The Canadian province of Alberta is immediately halting purchases of US alcohol and changing its procurement rules to respond to President Donald Trump’s tariffs, while focusing longer-term efforts to export more oil and gas to other markets.
Alberta Premier Danielle Smith said Wednesday that she still doesn’t support taxing or reducing oil and gas exports to the US, but that the province will work on building pipelines to Canada’s coasts to increase shipments to Asia and Europe. The province is home to the world’s third-largest crude reserves and supplies the vast majority of the 4 million barrels a day of oil the US imports from Canada.
Alberta’s resources are “significantly larger and far more accessible than the quickly declining oil and gas reserves located in the United States,” Smith said at a press conference Wednesday. “Whether the US president wishes to admit it or not, the United States not only needs our oil and gas today, they are also going to need it more and more with each passing year.”
Canada’s federal and provincial governments have rolled out a series of countermeasures this week in response to Trump’s tariffs, with policies targeting US alcoholic beverages among the common options. Provincial governments in Canada have control over alcohol distribution and in some cases even run retail stores. Ontario and British Columbia have already begun pulling US products off those shelves.
Smith said she’s also pursuing longer-term measures to strengthen Canada’s economic position, including free trade and labor-mobility agreements with other provinces. Premiers of neighboring provinces have also shown some receptiveness in recent weeks to pipeline projects that would allow Canada to export energy to non-US markets, she said.

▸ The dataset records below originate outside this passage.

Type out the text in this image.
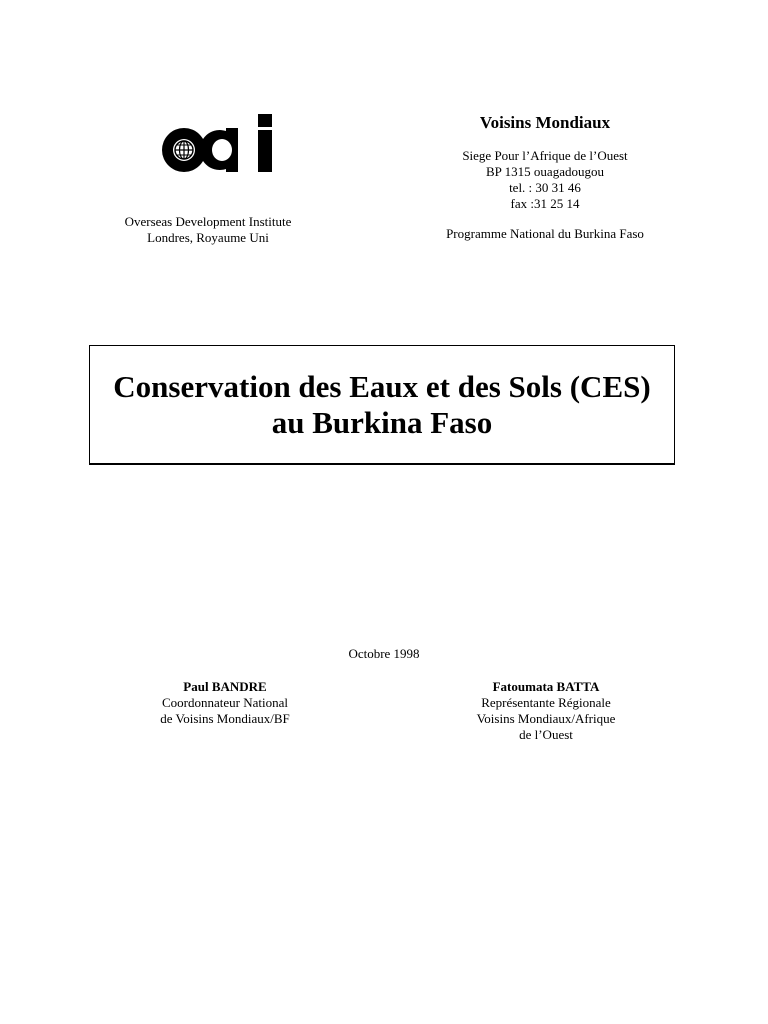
Overseas Development Institute
Londres, Royaume Uni
Voisins Mondiaux
Siege Pour l’Afrique de l’Ouest
BP 1315 ouagadougou
tel. : 30 31 46
fax :31 25 14
Programme National du Burkina Faso
Conservation des Eaux et des Sols (CES)
au Burkina Faso
Octobre 1998
Paul BANDRE
Coordonnateur National
de Voisins Mondiaux/BF
Fatoumata BATTA
Représentante Régionale
Voisins Mondiaux/Afrique
de l’Ouest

“There is a real spirit of collaboration among the premiers,” Smith said.
Possibilities include a spur line off the Trans Mountain oil pipeline or a revival of the Northern Gateway crude conduit to British Columbia, Smith said. The northern territory of Nunavut is interested in developing Grays Bay for rail, road and pipeline projects, she said.
Other potential projects include an export link to Alaska and infrastructure on Hudson Bay, where ice breakers can clear a path for ships. A revival of the Energy East oil pipeline from Alberta to Canada’s east is possible if a path can be found that avoids Montreal, Smith said.